When the Bough Breaks: The Mystery of Titanic’s Unknown Child

UnknownChildGraveWhen the RMS Titanic struck an iceberg on the night of April 14th, 1912 and sank into the freezing waters of the North Atlantic less than three hours later, just over 800 of the 1300 passengers on board would never again see the light of day. While this was a tragedy in itself, what struck home for many at the time was that 56 of the dead were children under the age of fourteen. While most of the children were forever lost, there was one little lad that captured the hearts of those who recovered his remains, and the Unknown Child, as he was named, would create a captivating mystery that endured long after the sinking.

1. Hush Little Baby

When Carpathia arrived the debris field on the morning of April 15th to recover those who waited in the lifeboats for rescue, the crew did not recover any of the bodies because they were focused primarily on rescue efforts. Bodies remained in the sea until a few weeks later, when the cable ship Mackay-Bennett, the CS Minia, the CGS Montmagny, and the SS Algerine were all dispatched to begin the pickup and burial of the bodies. The Mackay-Bennett was the first to reach the scene, and the fourth body they retrieved was that of a small blond boy. He had no identifying marks or tags in his clothing and appeared to be about two years of age.

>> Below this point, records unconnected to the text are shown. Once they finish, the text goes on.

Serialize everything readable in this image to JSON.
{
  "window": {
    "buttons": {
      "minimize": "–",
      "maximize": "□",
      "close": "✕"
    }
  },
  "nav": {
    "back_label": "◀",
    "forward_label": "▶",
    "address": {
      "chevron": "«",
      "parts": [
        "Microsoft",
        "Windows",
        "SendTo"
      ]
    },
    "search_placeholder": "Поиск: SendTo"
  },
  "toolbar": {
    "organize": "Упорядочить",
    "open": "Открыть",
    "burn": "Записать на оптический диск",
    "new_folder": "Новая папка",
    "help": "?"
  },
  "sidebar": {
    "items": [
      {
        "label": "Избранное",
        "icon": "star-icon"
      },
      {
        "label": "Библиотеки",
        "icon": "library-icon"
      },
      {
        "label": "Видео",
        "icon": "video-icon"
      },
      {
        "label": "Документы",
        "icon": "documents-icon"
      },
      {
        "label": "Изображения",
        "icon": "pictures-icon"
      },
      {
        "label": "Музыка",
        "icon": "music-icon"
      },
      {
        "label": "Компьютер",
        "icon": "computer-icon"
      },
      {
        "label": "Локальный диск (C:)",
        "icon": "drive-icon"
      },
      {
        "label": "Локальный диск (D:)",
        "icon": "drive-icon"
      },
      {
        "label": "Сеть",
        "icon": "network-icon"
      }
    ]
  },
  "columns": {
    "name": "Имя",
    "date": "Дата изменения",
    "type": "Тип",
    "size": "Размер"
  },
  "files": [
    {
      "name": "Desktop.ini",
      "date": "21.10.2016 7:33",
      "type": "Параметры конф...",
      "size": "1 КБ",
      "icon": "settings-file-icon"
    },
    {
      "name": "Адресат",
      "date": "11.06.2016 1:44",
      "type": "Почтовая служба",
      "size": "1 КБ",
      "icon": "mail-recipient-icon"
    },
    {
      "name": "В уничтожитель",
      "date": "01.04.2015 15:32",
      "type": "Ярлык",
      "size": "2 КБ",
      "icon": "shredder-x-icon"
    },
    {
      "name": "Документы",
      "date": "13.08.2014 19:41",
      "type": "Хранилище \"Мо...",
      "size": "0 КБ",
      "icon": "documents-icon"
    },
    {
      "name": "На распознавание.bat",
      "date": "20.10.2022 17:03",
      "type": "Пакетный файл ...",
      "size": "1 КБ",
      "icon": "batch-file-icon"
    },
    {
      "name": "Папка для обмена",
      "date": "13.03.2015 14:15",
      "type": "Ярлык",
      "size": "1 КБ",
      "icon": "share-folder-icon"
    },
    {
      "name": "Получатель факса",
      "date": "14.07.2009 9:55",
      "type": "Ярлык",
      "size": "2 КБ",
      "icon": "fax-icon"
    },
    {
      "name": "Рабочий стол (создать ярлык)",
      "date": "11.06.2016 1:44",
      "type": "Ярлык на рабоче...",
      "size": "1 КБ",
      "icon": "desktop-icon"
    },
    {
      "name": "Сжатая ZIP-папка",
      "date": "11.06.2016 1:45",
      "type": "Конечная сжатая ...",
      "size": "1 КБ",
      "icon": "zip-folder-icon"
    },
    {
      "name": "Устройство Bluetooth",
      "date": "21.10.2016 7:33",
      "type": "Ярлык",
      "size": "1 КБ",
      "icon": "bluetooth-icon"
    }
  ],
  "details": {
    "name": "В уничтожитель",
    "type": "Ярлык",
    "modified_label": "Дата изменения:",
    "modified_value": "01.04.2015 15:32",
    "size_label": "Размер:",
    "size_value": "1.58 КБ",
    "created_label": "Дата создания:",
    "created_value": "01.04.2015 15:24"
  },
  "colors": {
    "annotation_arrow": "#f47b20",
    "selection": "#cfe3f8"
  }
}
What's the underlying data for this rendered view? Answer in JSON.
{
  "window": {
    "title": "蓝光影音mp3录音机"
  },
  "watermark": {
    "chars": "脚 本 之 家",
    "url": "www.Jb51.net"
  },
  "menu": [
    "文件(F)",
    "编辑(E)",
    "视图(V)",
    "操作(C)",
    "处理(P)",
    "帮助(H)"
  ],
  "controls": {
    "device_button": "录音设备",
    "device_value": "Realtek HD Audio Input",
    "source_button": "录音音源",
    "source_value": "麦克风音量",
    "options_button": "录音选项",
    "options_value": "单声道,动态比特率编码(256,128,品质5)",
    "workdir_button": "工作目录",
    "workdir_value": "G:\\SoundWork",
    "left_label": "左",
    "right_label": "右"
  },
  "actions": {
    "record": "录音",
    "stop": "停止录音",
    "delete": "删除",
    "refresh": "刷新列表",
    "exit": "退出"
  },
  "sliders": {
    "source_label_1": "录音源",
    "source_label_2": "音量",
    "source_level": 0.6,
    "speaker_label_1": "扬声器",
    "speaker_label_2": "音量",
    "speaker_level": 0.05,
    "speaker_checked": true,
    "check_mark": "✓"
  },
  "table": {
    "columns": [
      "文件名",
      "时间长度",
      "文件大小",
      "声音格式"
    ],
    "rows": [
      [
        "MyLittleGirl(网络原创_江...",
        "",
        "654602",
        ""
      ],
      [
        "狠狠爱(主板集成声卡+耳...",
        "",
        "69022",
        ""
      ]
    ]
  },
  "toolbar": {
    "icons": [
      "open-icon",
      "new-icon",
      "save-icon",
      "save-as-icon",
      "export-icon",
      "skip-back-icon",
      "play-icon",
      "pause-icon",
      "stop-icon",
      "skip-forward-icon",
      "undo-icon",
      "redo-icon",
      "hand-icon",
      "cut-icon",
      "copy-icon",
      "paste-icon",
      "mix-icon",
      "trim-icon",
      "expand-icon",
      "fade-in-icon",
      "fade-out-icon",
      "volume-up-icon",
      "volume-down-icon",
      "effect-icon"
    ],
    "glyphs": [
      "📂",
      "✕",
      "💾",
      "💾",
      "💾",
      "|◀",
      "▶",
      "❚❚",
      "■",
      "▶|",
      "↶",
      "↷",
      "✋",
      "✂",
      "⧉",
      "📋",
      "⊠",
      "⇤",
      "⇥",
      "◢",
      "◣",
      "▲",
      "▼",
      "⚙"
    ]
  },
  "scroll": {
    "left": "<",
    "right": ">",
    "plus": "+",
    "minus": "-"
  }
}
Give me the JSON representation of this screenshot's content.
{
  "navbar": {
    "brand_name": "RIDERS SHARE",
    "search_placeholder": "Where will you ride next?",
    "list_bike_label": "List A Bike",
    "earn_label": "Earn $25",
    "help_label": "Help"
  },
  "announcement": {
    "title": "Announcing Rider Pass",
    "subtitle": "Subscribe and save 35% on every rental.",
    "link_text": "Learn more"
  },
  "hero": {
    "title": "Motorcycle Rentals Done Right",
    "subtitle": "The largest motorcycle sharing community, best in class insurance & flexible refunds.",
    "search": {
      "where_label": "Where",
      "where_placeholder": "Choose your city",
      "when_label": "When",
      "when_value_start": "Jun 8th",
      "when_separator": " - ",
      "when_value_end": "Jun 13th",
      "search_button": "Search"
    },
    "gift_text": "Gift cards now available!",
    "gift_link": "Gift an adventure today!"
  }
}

This anonymous child so moved crew members of the ship that they didn’t have the heart to bury him at sea, as they had some of the other unidentified bodies. While most guessed he was a third-class passenger, none of the surviving adults were searching for lost children. Once the crew recovered and embalmed as many bodies as possible, The Mackay-Bennett headed for Nova Scotia, where many of the bodies would be laid to rest at Halifax Cemetery.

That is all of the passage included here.